Wednesday, 26 May 2010

Impossible to fix the economy?

http://news.bbc.co.uk/1/hi/magazine/8702883.stm

Former MP Chris Mullen spent a long time, it says here, trying NOT to have a ministerial car. Now with government cutbacks happening, it seems like a good idea to reduce the amount of chauffeuring round of ministers, except that they work while they're being driven, so provided the price of car and driver is less than the price of the work done while being chauffeured, we're OK.

Here's the thing. The chauffeurs get low wages and rely on overtime to make up their money, so they want more chauffeuring to do. Some ministers, sympathetic to the low wage situation, actually contrive(-d) to get more work or the chauffeurs. Right - we're getting work done that doesn't need doing at all (unnecessary extra chauffeuring) so that the chauffeurs can get more money. It would make more sense just to pay them more in the first place.

But we still have the problem that the chauffeurs want more work to get more money, and the government wants to spend less money. These two are plainly incompatible and an example of a common problem.

In this case, we have an activity that [arguably] needs doing - moving people from where they are to where they need to be on time and in an environment where they can still be productive. Working on the assumption that the thing needs doing (and is not just being done so people can be paid for it) we need to consider the options of reducing the need to do it and/or using technology to do it so that people don't have to (we don't want to create work for humans just so that we have an excuse to pay them, we want humans to do things for the benefit of humanity (see 'People Need Jobs" on this blog for an explanation).

It would seem to be incredibly complex to optimise the whereabouts of many people so that they are in the same physical location at the same time as others they need to be with. One imagines a network of mobile offices, where in each someone constantly works, whilst the system moves them around in so that they are in the right location relative to others for their meeting. Of course it doesn't matter if they are moving all the time while working alone, but they would have to have enough working alone time for the movements to happen.

The one imagines video conferencing. Why isn't that happening more? But if it was abundant, would there still be meetings in the flesh, by choice? It seems likely.

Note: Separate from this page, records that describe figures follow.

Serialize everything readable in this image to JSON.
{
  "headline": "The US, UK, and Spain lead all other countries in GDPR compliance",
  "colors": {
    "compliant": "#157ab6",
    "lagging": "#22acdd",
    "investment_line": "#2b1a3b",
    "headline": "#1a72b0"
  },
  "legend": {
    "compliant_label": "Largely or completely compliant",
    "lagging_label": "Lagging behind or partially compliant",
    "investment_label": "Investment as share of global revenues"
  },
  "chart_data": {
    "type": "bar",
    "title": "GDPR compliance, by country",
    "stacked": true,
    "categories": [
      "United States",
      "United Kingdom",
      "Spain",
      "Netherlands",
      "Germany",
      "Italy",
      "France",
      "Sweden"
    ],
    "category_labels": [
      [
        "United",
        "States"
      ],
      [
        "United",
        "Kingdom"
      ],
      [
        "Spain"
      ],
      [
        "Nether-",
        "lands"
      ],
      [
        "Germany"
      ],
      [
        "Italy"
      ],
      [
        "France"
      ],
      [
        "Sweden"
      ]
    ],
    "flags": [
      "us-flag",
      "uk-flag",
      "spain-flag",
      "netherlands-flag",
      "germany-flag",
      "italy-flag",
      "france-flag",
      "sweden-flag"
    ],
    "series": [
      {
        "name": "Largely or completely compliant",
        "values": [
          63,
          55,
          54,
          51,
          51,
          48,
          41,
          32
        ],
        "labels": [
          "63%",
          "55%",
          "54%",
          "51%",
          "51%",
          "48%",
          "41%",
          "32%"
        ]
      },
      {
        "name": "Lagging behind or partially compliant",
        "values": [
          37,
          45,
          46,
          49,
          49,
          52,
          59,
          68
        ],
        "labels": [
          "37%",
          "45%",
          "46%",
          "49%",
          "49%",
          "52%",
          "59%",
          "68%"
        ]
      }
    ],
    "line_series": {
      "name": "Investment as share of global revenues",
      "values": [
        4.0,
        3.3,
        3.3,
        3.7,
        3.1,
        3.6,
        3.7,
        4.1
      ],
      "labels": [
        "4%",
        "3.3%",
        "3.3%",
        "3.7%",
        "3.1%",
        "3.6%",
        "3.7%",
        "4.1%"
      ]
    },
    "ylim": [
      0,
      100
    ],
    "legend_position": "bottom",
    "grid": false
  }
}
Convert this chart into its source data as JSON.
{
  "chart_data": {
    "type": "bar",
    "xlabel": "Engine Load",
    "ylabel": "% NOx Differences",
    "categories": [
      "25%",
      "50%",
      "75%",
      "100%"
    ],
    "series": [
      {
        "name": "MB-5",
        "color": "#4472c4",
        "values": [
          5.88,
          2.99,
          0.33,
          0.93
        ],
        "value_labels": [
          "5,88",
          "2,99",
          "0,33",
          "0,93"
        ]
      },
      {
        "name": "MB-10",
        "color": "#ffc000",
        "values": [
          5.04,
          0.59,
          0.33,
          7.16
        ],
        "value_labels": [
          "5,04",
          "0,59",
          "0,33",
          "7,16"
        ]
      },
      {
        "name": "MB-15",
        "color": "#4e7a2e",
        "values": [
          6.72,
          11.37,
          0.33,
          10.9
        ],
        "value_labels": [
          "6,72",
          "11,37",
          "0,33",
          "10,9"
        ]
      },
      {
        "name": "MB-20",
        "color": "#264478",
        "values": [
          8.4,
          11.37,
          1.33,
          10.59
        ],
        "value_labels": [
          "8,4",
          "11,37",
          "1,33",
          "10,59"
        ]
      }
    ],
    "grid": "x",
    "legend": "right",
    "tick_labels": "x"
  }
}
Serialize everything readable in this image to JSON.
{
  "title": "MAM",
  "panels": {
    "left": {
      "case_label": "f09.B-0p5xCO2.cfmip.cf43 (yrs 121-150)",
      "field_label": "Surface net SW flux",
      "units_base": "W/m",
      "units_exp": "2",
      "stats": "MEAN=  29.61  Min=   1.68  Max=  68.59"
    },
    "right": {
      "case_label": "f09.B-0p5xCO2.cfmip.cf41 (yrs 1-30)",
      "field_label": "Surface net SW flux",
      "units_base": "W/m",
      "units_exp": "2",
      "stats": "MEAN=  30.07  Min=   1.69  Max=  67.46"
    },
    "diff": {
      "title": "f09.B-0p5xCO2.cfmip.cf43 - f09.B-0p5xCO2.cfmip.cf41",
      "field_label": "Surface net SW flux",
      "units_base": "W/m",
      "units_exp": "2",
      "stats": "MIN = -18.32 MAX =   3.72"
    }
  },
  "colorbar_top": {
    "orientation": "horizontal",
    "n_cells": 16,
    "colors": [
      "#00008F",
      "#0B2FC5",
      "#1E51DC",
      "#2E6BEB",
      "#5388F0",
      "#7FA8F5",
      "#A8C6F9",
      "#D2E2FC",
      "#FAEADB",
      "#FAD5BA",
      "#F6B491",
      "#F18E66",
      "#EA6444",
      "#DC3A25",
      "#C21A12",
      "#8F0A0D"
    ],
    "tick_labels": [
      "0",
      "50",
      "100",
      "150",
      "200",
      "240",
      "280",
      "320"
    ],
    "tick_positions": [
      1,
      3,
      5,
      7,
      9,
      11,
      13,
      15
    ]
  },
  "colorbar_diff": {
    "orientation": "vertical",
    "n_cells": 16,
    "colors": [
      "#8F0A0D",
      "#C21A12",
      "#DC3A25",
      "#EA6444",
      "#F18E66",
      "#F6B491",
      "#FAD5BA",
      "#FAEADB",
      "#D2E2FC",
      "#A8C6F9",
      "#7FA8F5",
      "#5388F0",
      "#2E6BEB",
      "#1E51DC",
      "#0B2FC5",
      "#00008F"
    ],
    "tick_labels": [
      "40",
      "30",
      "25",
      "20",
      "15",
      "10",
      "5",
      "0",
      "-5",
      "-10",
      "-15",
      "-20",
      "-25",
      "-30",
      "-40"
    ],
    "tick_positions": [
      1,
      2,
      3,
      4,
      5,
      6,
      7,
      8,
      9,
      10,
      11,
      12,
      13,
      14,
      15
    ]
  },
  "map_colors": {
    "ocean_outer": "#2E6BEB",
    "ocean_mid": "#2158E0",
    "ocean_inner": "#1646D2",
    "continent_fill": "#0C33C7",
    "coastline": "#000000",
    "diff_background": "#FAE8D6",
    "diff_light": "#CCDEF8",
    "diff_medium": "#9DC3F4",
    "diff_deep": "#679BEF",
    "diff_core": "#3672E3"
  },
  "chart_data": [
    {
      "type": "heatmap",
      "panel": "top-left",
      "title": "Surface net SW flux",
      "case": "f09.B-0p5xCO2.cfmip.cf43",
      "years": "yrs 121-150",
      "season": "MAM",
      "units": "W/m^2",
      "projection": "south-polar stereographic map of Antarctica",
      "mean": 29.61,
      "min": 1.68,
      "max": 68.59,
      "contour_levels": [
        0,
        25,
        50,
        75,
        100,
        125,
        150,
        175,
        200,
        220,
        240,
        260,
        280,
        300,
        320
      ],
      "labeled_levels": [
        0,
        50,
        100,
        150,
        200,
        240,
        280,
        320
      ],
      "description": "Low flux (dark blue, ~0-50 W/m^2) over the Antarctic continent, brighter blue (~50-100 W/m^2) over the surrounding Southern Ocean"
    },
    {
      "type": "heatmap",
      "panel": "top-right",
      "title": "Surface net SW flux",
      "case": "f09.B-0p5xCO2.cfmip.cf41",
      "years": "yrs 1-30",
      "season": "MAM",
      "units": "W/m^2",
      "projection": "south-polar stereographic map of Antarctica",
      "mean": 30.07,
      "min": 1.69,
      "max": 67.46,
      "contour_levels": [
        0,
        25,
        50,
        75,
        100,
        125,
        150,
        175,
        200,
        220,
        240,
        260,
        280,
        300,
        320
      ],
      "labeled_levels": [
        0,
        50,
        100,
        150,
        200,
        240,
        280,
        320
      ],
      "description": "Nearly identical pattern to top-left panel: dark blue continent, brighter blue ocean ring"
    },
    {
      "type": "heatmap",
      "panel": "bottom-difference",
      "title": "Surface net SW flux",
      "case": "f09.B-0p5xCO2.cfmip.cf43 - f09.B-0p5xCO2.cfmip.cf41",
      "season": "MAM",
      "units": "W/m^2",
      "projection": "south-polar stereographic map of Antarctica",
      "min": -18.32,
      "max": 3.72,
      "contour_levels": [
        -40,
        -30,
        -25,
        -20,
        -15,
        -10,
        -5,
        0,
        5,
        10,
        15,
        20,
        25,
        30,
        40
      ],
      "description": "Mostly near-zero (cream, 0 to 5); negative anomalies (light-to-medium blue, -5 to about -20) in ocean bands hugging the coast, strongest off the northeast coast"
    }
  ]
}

In this scenario, we may need a further level of abstraction. What are thes politicians doing and why are they having the meetings? the Zeitgeist Movement and Venus project that I am advocating and whose principles I am trying to apply would say that we don't need politicians - only scientists. In systems terms why try to optimise the subsystem (politics / political government) rather than the parent system, which we may be sub-optimising. Peter Joseph, I think would test this for a 'physical referent'. What physical thing is going to happen as a result of the minister going to the meeting?